A sea of men and women in blue, slowly filing into the Cathedral Basilica of SS. Peter and Paul in Philadelphia. Awaiting them inside is a flag-draped casket. They have come, joined by grieving family, friends, and city officials, to once again bury one of their own.
The city bid goodbye to Highway Patrolman Patrick McDonald on Tuesday. His badge was permanently retired. Police Commissioner Charles Ramsey indicated he would be promoted posthumously to the rank of sergeant.
There were tributes, all testament to what we’ve lost. There were knowing nods, plenty of tears, and even a few smiles.
But there was also a piercing, palpable sense of anger.
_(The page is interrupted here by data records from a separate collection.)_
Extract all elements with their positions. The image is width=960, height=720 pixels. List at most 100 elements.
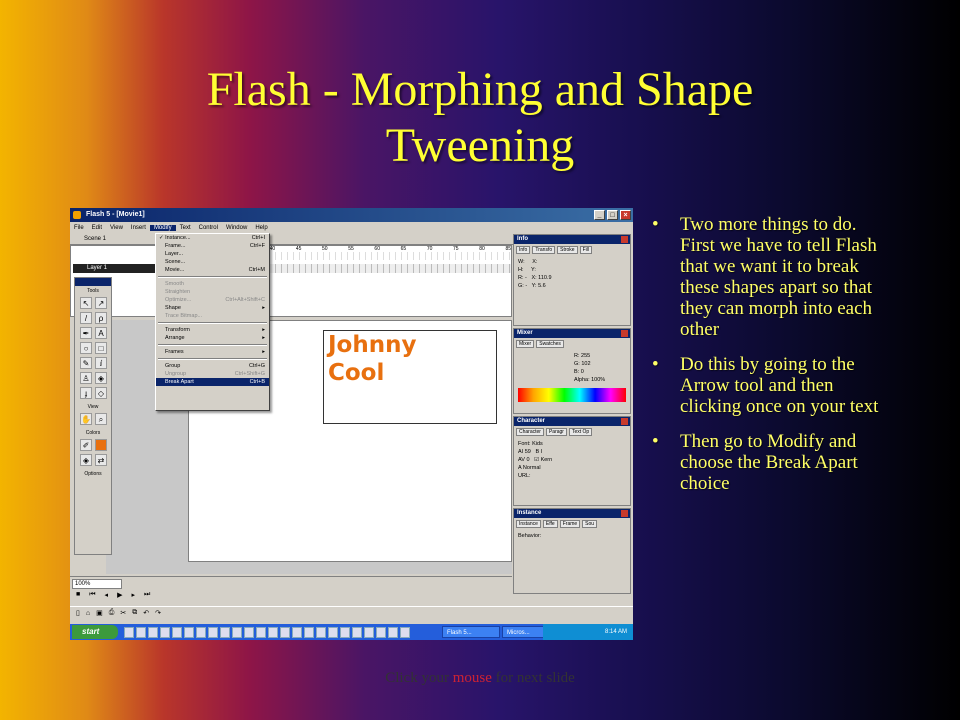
quick-launch-icon[interactable] <box>268 627 278 638</box>
quick-launch-icon[interactable] <box>364 627 374 638</box>
step-back-icon[interactable]: ◂ <box>105 591 109 599</box>
menu-item-arrange[interactable]: Arrange ▸ <box>156 334 269 342</box>
quick-launch-icon[interactable] <box>328 627 338 638</box>
stop-icon[interactable]: ■ <box>76 591 80 599</box>
panel-close-icon[interactable] <box>621 330 628 337</box>
lasso-tool-icon[interactable]: ρ <box>95 312 107 324</box>
tab-transform[interactable]: Transfo <box>532 246 556 254</box>
close-button[interactable]: × <box>620 210 631 220</box>
quick-launch-icon[interactable] <box>136 627 146 638</box>
quick-launch-icon[interactable] <box>352 627 362 638</box>
fill-bucket-icon[interactable]: ◈ <box>80 454 92 466</box>
menu-window[interactable]: Window <box>222 225 251 231</box>
line-tool-icon[interactable]: / <box>80 312 92 324</box>
quick-launch-icon[interactable] <box>292 627 302 638</box>
minimize-button[interactable]: _ <box>594 210 605 220</box>
stroke-color-icon[interactable]: ✐ <box>80 439 92 451</box>
text-tool-icon[interactable]: A <box>95 327 107 339</box>
tab-swatches[interactable]: Swatches <box>536 340 564 348</box>
mixer-b-value[interactable]: 0 <box>581 369 584 375</box>
menu-modify[interactable]: Modify <box>149 224 176 231</box>
tab-sound[interactable]: Sou <box>582 520 598 528</box>
quick-launch-icon[interactable] <box>184 627 194 638</box>
eraser-tool-icon[interactable]: ◇ <box>95 387 107 399</box>
color-spectrum[interactable] <box>518 388 626 402</box>
hand-tool-icon[interactable]: ✋ <box>80 413 92 425</box>
fill-color-swatch[interactable] <box>95 439 107 451</box>
menu-item-frame[interactable]: Frame... Ctrl+F <box>156 242 269 250</box>
pencil-tool-icon[interactable]: ✎ <box>80 357 92 369</box>
quick-launch-icon[interactable] <box>340 627 350 638</box>
quick-launch-icon[interactable] <box>280 627 290 638</box>
dropper-tool-icon[interactable]: ɟ <box>80 387 92 399</box>
redo-icon[interactable]: ↷ <box>155 609 161 617</box>
timeline[interactable]: 25303540455055606570758085 Layer 1 <box>70 245 512 317</box>
save-icon[interactable]: ▣ <box>96 609 103 617</box>
quick-launch-icon[interactable] <box>124 627 134 638</box>
scene-label[interactable]: Scene 1 <box>84 236 106 242</box>
tab-fill[interactable]: Fill <box>579 246 592 254</box>
menu-item-transform[interactable]: Transform ▸ <box>156 326 269 334</box>
menu-edit[interactable]: Edit <box>88 225 106 231</box>
maximize-button[interactable]: □ <box>607 210 618 220</box>
mixer-alpha-value[interactable]: 100% <box>591 377 605 383</box>
mixer-g-value[interactable]: 102 <box>581 361 590 367</box>
new-file-icon[interactable]: ▯ <box>76 609 80 617</box>
print-icon[interactable]: ⎙ <box>109 609 115 617</box>
quick-launch-icon[interactable] <box>304 627 314 638</box>
quick-launch-icon[interactable] <box>244 627 254 638</box>
menu-item-movie[interactable]: Movie... Ctrl+M <box>156 266 269 274</box>
quick-launch-icon[interactable] <box>220 627 230 638</box>
menu-item-instance[interactable]: ✓ Instance... Ctrl+I <box>156 234 269 242</box>
menu-file[interactable]: File <box>70 225 88 231</box>
quick-launch-icon[interactable] <box>160 627 170 638</box>
copy-icon[interactable]: ⧉ <box>132 609 137 617</box>
menu-item-shape[interactable]: Shape ▸ <box>156 304 269 312</box>
menu-view[interactable]: View <box>106 225 127 231</box>
cut-icon[interactable]: ✂ <box>120 609 126 617</box>
tab-effect[interactable]: Effe <box>542 520 558 528</box>
quick-launch-icon[interactable] <box>388 627 398 638</box>
quick-launch-icon[interactable] <box>400 627 410 638</box>
quick-launch-icon[interactable] <box>256 627 266 638</box>
pen-tool-icon[interactable]: ✒ <box>80 327 92 339</box>
undo-icon[interactable]: ↶ <box>143 609 149 617</box>
open-file-icon[interactable]: ⌂ <box>86 610 90 617</box>
menu-insert[interactable]: Insert <box>127 225 150 231</box>
oval-tool-icon[interactable]: ○ <box>80 342 92 354</box>
tab-character[interactable]: Character <box>516 428 544 436</box>
rectangle-tool-icon[interactable]: □ <box>95 342 107 354</box>
ink-bottle-icon[interactable]: ♙ <box>80 372 92 384</box>
panel-close-icon[interactable] <box>621 236 628 243</box>
subselect-tool-icon[interactable]: ↗ <box>95 297 107 309</box>
stage-text-object[interactable]: Johnny Cool <box>323 330 497 424</box>
quick-launch-icon[interactable] <box>172 627 182 638</box>
go-to-end-icon[interactable]: ⏭ <box>144 591 150 599</box>
start-button[interactable]: start <box>72 625 118 639</box>
tab-instance[interactable]: Instance <box>516 520 541 528</box>
paint-bucket-icon[interactable]: ◈ <box>95 372 107 384</box>
menu-item-group[interactable]: Group Ctrl+G <box>156 362 269 370</box>
menu-item-layer[interactable]: Layer... <box>156 250 269 258</box>
menu-help[interactable]: Help <box>251 225 271 231</box>
baseline-field[interactable]: Normal <box>523 465 541 471</box>
tab-mixer[interactable]: Mixer <box>516 340 535 348</box>
tracking-field[interactable]: 0 <box>526 457 529 463</box>
tab-info[interactable]: Info <box>516 246 531 254</box>
menu-control[interactable]: Control <box>195 225 222 231</box>
quick-launch-icon[interactable] <box>196 627 206 638</box>
menu-item-break-apart[interactable]: Break Apart Ctrl+B <box>156 378 269 386</box>
tab-text-options[interactable]: Text Op <box>568 428 593 436</box>
font-field[interactable]: Kids <box>532 441 543 447</box>
font-size-field[interactable]: 59 <box>525 449 531 455</box>
menu-item-frames[interactable]: Frames ▸ <box>156 348 269 356</box>
rewind-icon[interactable]: ⏮ <box>89 591 95 599</box>
taskbar-word-button[interactable]: Micros... <box>502 626 544 638</box>
taskbar-flash-button[interactable]: Flash 5... <box>442 626 500 638</box>
step-forward-icon[interactable]: ▸ <box>131 591 135 599</box>
zoom-tool-icon[interactable]: ⌕ <box>95 413 107 425</box>
panel-close-icon[interactable] <box>621 418 628 425</box>
quick-launch-icon[interactable] <box>316 627 326 638</box>
tab-stroke[interactable]: Stroke <box>557 246 578 254</box>
panel-close-icon[interactable] <box>621 510 628 517</box>
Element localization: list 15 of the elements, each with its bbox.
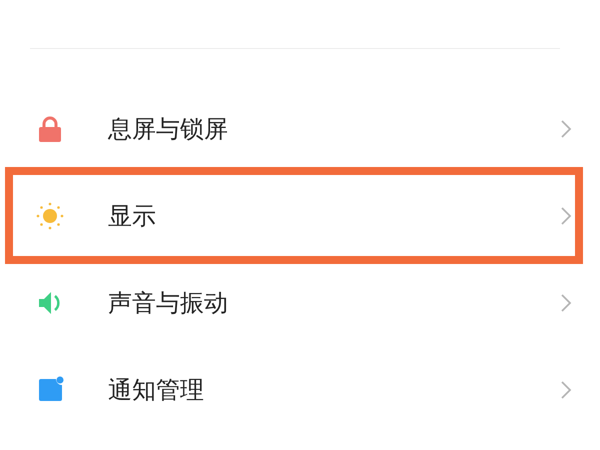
settings-row[interactable]: 声音与振动: [10, 259, 578, 346]
setting-label: 通知管理: [108, 374, 205, 406]
settings-row[interactable]: 息屏与锁屏: [10, 85, 578, 172]
chevron-right-icon: [560, 206, 572, 226]
sun-icon: [36, 202, 64, 230]
lock-icon: [36, 114, 64, 142]
chevron-right-icon: [560, 118, 572, 138]
setting-label: 声音与振动: [108, 288, 229, 318]
setting-label: 显示: [108, 200, 157, 232]
notification-icon: [36, 376, 64, 404]
settings-row[interactable]: 显示: [10, 172, 578, 259]
chevron-right-icon: [560, 380, 572, 400]
chevron-right-icon: [560, 292, 572, 312]
settings-row[interactable]: 通知管理: [10, 346, 578, 433]
setting-label: 息屏与锁屏: [108, 114, 229, 144]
That’s because this never should have happened. McDonald was gunned down last week after a routine traffic stop. What happened after he stopped that vehicle was anything but routine.
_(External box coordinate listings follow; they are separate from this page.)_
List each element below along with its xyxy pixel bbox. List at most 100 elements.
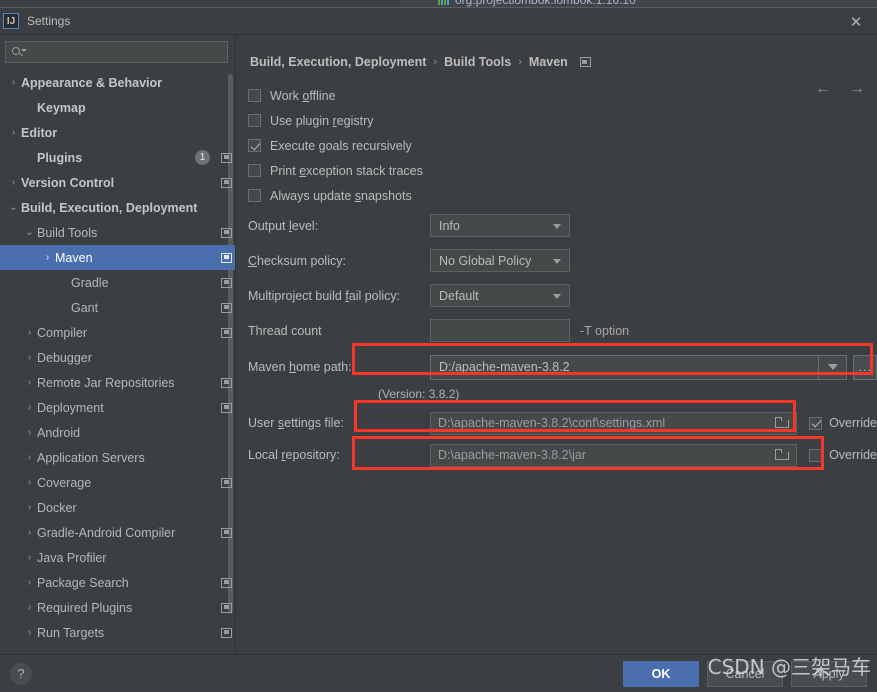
sidebar-item-android[interactable]: › Android xyxy=(0,420,235,445)
output-level-dropdown[interactable]: Info xyxy=(430,214,570,237)
search-container xyxy=(0,35,235,68)
dialog-title: Settings xyxy=(27,14,71,28)
sidebar-item-label: Coverage xyxy=(37,475,92,490)
checkbox-execute-goals-recursively[interactable] xyxy=(248,139,261,152)
checkbox-row-always-update-snapshots[interactable]: Always update snapshots xyxy=(248,183,877,208)
chevron-right-icon[interactable]: › xyxy=(6,177,21,188)
sidebar-item-gradle[interactable]: Gradle xyxy=(0,270,235,295)
checkbox-print-exception-stack-traces[interactable] xyxy=(248,164,261,177)
chevron-right-icon[interactable]: › xyxy=(6,77,21,88)
apply-button[interactable]: Apply xyxy=(791,660,867,687)
chevron-right-icon[interactable]: › xyxy=(40,252,55,263)
user-settings-file-row: User settings file: D:\apache-maven-3.8.… xyxy=(248,407,877,439)
checkbox-always-update-snapshots[interactable] xyxy=(248,189,261,202)
sidebar-item-plugins[interactable]: Plugins 1 xyxy=(0,145,235,170)
sidebar-item-docker[interactable]: › Docker xyxy=(0,495,235,520)
checkbox-row-use-plugin-registry[interactable]: Use plugin registry xyxy=(248,108,877,133)
sidebar-item-java-profiler[interactable]: › Java Profiler xyxy=(0,545,235,570)
chevron-down-icon[interactable] xyxy=(818,355,846,379)
checkbox-use-plugin-registry[interactable] xyxy=(248,114,261,127)
chevron-right-icon[interactable]: › xyxy=(22,427,37,438)
user-settings-file-field[interactable]: D:\apache-maven-3.8.2\conf\settings.xml xyxy=(430,411,798,435)
checkbox-row-execute-goals-recursively[interactable]: Execute goals recursively xyxy=(248,133,877,158)
chevron-right-icon[interactable]: › xyxy=(22,352,37,363)
sidebar-item-label: Gradle xyxy=(71,275,109,290)
sidebar-item-gradle-android-compiler[interactable]: › Gradle-Android Compiler xyxy=(0,520,235,545)
sidebar-item-label: Application Servers xyxy=(37,450,145,465)
checksum-policy-row: Checksum policy: No Global Policy xyxy=(248,243,877,278)
chevron-down-icon[interactable]: ⌄ xyxy=(22,227,37,238)
breadcrumb-item-1[interactable]: Build, Execution, Deployment xyxy=(250,55,426,69)
sidebar-item-label: Deployment xyxy=(37,400,104,415)
search-box[interactable] xyxy=(5,41,228,63)
settings-main-panel: Build, Execution, Deployment › Build Tools… xyxy=(236,35,877,654)
sidebar-item-required-plugins[interactable]: › Required Plugins xyxy=(0,595,235,620)
user-settings-override-toggle[interactable]: Override xyxy=(809,416,877,430)
checkbox-work-offline[interactable] xyxy=(248,89,261,102)
breadcrumb-separator: › xyxy=(518,56,522,68)
sidebar-item-run-targets[interactable]: › Run Targets xyxy=(0,620,235,645)
output-level-label: Output level: xyxy=(248,218,319,233)
sidebar-item-remote-jar-repositories[interactable]: › Remote Jar Repositories xyxy=(0,370,235,395)
local-repository-override-toggle[interactable]: Override xyxy=(809,448,877,462)
multiproject-policy-value: Default xyxy=(439,288,479,303)
sidebar-item-label: Plugins xyxy=(37,150,83,165)
search-input[interactable] xyxy=(25,45,227,59)
sidebar-item-package-search[interactable]: › Package Search xyxy=(0,570,235,595)
maven-home-path-row: Maven home path: D:/apache-maven-3.8.2 .… xyxy=(248,348,877,386)
help-button[interactable]: ? xyxy=(10,662,32,685)
local-repository-override-label: Override xyxy=(829,448,877,462)
sidebar-item-deployment[interactable]: › Deployment xyxy=(0,395,235,420)
sidebar-item-editor[interactable]: › Editor xyxy=(0,120,235,145)
checkbox-label: Execute goals recursively xyxy=(270,138,412,153)
folder-icon[interactable] xyxy=(775,449,790,460)
checksum-policy-dropdown[interactable]: No Global Policy xyxy=(430,249,570,272)
breadcrumb-item-2[interactable]: Build Tools xyxy=(444,55,511,69)
chevron-right-icon[interactable]: › xyxy=(22,502,37,513)
chevron-right-icon[interactable]: › xyxy=(6,127,21,138)
chevron-right-icon[interactable]: › xyxy=(22,627,37,638)
ok-button[interactable]: OK xyxy=(623,660,699,687)
sidebar-item-keymap[interactable]: Keymap xyxy=(0,95,235,120)
sidebar-item-gant[interactable]: Gant xyxy=(0,295,235,320)
chevron-right-icon[interactable]: › xyxy=(22,602,37,613)
chevron-right-icon[interactable]: › xyxy=(22,577,37,588)
sidebar-item-build-execution-deployment[interactable]: ⌄ Build, Execution, Deployment xyxy=(0,195,235,220)
local-repository-override-checkbox[interactable] xyxy=(809,448,823,462)
chevron-right-icon[interactable]: › xyxy=(22,377,37,388)
chevron-right-icon[interactable]: › xyxy=(22,452,37,463)
maven-home-browse-button[interactable]: ... xyxy=(853,354,877,380)
project-settings-icon xyxy=(221,277,232,288)
sidebar-item-maven[interactable]: › Maven xyxy=(0,245,235,270)
settings-dialog: IJ Settings ✕ › Appearance & Behavior Keym xyxy=(0,7,877,692)
sidebar-item-appearance-behavior[interactable]: › Appearance & Behavior xyxy=(0,70,235,95)
thread-count-input[interactable] xyxy=(430,319,570,342)
checkbox-row-work-offline[interactable]: Work offline xyxy=(248,83,877,108)
sidebar-item-version-control[interactable]: › Version Control xyxy=(0,170,235,195)
sidebar-item-label: Editor xyxy=(21,125,58,140)
chevron-right-icon[interactable]: › xyxy=(22,527,37,538)
chevron-right-icon[interactable]: › xyxy=(22,327,37,338)
chevron-down-icon[interactable]: ⌄ xyxy=(6,202,21,213)
project-settings-icon xyxy=(221,527,232,538)
cancel-button[interactable]: Cancel xyxy=(707,660,783,687)
folder-icon[interactable] xyxy=(775,417,790,428)
chevron-right-icon[interactable]: › xyxy=(22,552,37,563)
checkbox-row-print-exception-stack-traces[interactable]: Print exception stack traces xyxy=(248,158,877,183)
sidebar-item-label: Package Search xyxy=(37,575,129,590)
chevron-right-icon[interactable]: › xyxy=(22,402,37,413)
user-settings-override-checkbox[interactable] xyxy=(809,416,823,430)
local-repository-field[interactable]: D:\apache-maven-3.8.2\jar xyxy=(430,443,798,467)
project-settings-icon xyxy=(221,327,232,338)
sidebar-item-debugger[interactable]: › Debugger xyxy=(0,345,235,370)
sidebar-item-application-servers[interactable]: › Application Servers xyxy=(0,445,235,470)
close-icon[interactable]: ✕ xyxy=(835,8,877,35)
sidebar-item-build-tools[interactable]: ⌄ Build Tools xyxy=(0,220,235,245)
multiproject-policy-dropdown[interactable]: Default xyxy=(430,284,570,307)
chevron-right-icon[interactable]: › xyxy=(22,477,37,488)
sidebar-item-coverage[interactable]: › Coverage xyxy=(0,470,235,495)
project-settings-icon[interactable] xyxy=(579,57,591,67)
project-settings-icon xyxy=(221,252,232,263)
maven-home-path-dropdown[interactable]: D:/apache-maven-3.8.2 xyxy=(430,354,848,380)
sidebar-item-compiler[interactable]: › Compiler xyxy=(0,320,235,345)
Inside was 27-year-old Daniel Giddings. He was a stranger to Officer McDonald, but no stranger to the law.
Giddings had his first brush with the justice system when he was just 10 years old. It was not his last.
In 1998, Giddings was involved in a violent carjacking and aggravated assault. He was sentenced to six to 12 years in jail. That in itself raised a few eyebrows. He could have been sentenced to as much as 45 years for the carjacking, in which he shot his victim in the kneecaps.
Giddings had served 10 years of that stretch when, for some reason, he was deemed worthy of parole, this despite a lengthy list of violations he racked up while behind bars.
In August he was granted parole and released to a halfway house. It did not take long for him to revert to familiar habits.
He fled the halfway house after about a week. Then he was involved in a violent confrontation with police. It was at that time that Giddings made a prophetic – and violent – prediction. He vowed he would never go back to prison again and would kill as many cops as he could who were trying to prove otherwise.
Officer McDonald didn’t know that. He was making a routine stop. Giddings fled. McDonald chased him. In the gun battle that followed, McDonald was wounded. Then Giddings revealed the traits that later led cops to descbrive him as “just evil.”
Giddings stood over the fallen officer and fired several more shots into him in what can only be described as an exeuction.
Giddings was fatally shot in a subsequent shooting with other officers in which still another policeman was injured.
As police officers prepared for another funeral, the fifth city officer to be slain on duty in the last three years and ninth to be shot just in the past 12 months.
They did so through gritted teeth, knowing that Giddings had no business being back on the street.
Daniel Giddings was a free man courtesy of the state Board of Probation and Parole.
Then they did something that’s usually done to them. They raised their voice in protest, calling for an end to such early releases.
Their anguished plea was heard – as far away as Harrisburg.
On the eve of Officer McDonald’s funeral, Gov. Ed Rendell announced he was temporarily halting the early release of violent inmates and named a Temple University professor to lead a review of the parole procedures.
It was the right call.
There is much to be said for giving offenders a second chance, and for time behind bars being used to rehabilitate.
Giddings, even though he used his time behind bars to receive his high school degree, did not seem to grasp either concept. That did not stop him from being released. And it didn’t stop him from reverting to his violent behavior once back on the street.
Rendell made it clear he believes there are problems with the system. We agree.
Daniel Giddings will never be eligible for parole again. But other violent offenders likely will be
Rendell’s temorary halt to more releases comes too late for Officer McDonald and those who mourn his loss. It will not bring back the fallen officer. It will not ease the pain felt across this region at the loss of still another person in uniform.
But perhaps the examination will prevent such a mistake from happening again.
And insure we never have to go through this horror again.